# dr j hostetters stomache biters value



## 96ram1500 (Jul 1, 2009)

ok my grandfather was super intendent over andrew johnson home in greeneville tn home of the 17th president and he had my father clean out the basement and let my dad keep all the old bottles this bottle is in perfect condition with the top piece and i was wonderin the value roughly


----------



## 96ram1500 (Jul 1, 2009)

its square bottle and says 18oz and its really dark coleredin nearly perfect condition and i can preety much prove its from andrew j house


----------



## cyberdigger (Jul 1, 2009)

Can you post a picture of this bottle? I am personally a bit curious about it! Old AJ was my favorite president.. knew how to unwind..[]


----------



## 96ram1500 (Jul 1, 2009)

not sure how to post i can try to email it or send it thru picture phone  ya he did unwind i have a box full of old pill bottles too


----------



## cyberdigger (Jul 1, 2009)

If you email a pic or two to   c_jonsen@yahoo.com   I will post them for you.. show us the pill bottles too!


----------



## cyberdigger (Jul 1, 2009)




----------



## 96ram1500 (Jul 1, 2009)

sorry bout the pic quality its from a camera phone ill send pics of the pill bottles when my dad gets home so he can find them again


----------



## cyberdigger (Jul 1, 2009)




----------



## 96ram1500 (Jul 1, 2009)

im sure for more proof they came from the presidents hous you could look up loyd abelson and find that he was the super intendent and my dad said he found the bottles when diggind out the basement around 1980


----------



## cyberdigger (Jul 1, 2009)

Actually not bad for a phone camera!


----------



## appliedlips (Jul 1, 2009)

Your bottle is one of the newest variants of this famous bottle, it is machine made and date to 1910 or so.It certainly doesn't not date to Jackson's time, not that you implied that you did.
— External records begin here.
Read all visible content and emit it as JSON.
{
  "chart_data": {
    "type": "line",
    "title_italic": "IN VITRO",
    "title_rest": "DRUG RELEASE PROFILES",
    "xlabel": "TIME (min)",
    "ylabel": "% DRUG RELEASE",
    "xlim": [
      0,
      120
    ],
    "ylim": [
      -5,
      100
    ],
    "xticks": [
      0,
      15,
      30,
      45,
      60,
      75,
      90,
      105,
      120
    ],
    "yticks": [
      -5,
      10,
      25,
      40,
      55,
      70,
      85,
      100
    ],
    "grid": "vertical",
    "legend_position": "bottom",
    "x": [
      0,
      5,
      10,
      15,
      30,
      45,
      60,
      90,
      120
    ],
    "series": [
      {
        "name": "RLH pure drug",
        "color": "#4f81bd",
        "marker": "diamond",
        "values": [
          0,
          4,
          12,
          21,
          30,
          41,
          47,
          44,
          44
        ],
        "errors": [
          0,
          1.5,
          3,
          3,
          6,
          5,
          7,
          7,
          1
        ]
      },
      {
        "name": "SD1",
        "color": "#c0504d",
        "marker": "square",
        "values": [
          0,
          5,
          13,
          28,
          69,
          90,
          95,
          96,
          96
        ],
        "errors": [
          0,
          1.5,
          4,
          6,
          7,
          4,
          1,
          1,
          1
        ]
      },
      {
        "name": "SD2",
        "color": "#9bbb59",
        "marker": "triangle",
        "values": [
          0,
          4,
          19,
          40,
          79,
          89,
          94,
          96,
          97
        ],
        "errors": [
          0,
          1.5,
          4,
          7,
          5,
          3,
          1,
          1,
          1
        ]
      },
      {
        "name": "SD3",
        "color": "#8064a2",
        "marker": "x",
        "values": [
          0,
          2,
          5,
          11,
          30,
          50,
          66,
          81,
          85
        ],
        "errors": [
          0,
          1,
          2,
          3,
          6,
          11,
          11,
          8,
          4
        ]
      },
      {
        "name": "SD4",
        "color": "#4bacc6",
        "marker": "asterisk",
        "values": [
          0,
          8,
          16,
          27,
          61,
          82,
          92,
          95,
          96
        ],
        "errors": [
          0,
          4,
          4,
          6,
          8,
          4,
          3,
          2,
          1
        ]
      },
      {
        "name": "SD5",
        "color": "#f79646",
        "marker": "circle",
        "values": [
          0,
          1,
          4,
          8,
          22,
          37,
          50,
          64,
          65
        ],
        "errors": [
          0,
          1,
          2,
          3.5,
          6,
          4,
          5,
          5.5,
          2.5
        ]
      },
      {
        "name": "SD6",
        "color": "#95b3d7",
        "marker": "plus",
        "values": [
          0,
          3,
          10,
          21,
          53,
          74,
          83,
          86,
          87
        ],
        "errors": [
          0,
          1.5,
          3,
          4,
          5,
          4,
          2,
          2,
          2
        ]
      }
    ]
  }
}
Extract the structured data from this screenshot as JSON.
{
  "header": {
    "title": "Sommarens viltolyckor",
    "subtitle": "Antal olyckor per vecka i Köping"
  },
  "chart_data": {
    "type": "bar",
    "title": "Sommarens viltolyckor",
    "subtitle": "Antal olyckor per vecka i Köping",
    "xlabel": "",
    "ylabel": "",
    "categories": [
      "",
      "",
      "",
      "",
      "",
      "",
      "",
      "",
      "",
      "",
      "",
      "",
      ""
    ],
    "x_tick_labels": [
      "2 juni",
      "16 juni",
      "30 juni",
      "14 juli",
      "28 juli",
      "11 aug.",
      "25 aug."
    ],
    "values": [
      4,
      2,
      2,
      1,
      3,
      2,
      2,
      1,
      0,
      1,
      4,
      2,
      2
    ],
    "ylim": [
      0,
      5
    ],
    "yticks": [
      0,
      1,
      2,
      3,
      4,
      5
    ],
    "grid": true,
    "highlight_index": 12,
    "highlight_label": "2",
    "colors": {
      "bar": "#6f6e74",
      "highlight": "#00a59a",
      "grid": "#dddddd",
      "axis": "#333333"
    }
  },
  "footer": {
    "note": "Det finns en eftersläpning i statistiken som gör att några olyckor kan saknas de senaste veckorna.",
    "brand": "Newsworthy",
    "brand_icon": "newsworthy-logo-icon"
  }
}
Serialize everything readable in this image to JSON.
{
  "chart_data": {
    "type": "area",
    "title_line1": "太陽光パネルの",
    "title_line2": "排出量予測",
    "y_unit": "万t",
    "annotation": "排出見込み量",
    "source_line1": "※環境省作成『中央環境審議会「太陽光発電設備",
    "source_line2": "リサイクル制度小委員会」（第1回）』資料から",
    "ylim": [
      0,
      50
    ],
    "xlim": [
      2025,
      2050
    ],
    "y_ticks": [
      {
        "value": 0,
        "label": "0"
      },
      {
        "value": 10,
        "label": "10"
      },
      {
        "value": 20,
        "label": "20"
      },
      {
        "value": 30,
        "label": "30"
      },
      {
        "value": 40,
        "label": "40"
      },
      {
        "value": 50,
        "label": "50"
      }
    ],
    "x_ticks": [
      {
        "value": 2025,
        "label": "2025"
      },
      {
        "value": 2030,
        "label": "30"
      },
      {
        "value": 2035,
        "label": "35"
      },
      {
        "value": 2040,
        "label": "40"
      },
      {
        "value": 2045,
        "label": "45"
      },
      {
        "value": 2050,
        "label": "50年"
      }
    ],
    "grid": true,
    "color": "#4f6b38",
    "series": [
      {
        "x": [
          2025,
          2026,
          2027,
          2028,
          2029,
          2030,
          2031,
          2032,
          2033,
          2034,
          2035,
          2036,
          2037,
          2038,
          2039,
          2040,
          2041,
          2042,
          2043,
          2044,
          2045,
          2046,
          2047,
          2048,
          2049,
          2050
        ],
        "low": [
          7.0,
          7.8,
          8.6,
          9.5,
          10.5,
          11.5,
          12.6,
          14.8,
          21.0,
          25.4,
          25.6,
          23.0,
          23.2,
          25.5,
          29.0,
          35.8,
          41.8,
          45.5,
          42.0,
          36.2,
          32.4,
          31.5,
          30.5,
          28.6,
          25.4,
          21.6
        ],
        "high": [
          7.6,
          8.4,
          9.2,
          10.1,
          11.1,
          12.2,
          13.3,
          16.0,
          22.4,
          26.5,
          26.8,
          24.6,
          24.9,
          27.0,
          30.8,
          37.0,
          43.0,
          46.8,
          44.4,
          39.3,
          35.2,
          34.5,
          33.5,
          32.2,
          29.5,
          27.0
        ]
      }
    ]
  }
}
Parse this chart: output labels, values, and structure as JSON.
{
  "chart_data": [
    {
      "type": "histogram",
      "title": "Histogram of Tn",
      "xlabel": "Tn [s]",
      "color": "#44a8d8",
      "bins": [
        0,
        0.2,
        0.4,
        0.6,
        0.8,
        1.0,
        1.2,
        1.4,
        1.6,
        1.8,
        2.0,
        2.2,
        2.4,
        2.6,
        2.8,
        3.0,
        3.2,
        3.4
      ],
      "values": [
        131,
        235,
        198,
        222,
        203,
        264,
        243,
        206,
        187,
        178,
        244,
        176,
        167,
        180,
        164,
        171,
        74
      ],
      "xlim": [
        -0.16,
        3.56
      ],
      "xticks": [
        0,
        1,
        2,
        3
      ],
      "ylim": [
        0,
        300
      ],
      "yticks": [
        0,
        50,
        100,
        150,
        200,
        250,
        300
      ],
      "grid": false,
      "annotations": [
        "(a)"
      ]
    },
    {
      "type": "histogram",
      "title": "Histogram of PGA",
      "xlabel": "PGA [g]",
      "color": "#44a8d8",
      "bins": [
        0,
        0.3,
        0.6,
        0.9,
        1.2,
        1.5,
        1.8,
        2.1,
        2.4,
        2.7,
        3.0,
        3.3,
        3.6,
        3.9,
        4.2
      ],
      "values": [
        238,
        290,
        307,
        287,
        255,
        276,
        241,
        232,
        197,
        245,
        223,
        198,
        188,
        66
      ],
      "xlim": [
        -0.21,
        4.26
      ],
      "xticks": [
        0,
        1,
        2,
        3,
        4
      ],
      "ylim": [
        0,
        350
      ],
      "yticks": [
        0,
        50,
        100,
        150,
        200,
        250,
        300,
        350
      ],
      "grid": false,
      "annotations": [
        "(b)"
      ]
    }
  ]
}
The stopper in the bottle does not belong with it, but to another bottle..Value is about $5-$10.


----------



## 96ram1500 (Jul 1, 2009)

and after he was the super intendent there he got moved to monument hill where he was buried and  lived in the house on monument hill


----------



## 96ram1500 (Jul 1, 2009)

i figured it was new because the mouth piece is machined how could i go about finding out who lived in that hous after him


----------



## 96ram1500 (Jul 1, 2009)

thanks for ur help do you know what bottle the stopper is for


----------



## appliedlips (Jul 1, 2009)

My guess is that the stopper goes in a chemical or apothecary bottle. The bitter's was sealed with a cork and a foil seal.. As far as finding who lived in the house at that time I am sure there is something written on the subject. If you can't find something at the home, check deeds, directories, etc..


----------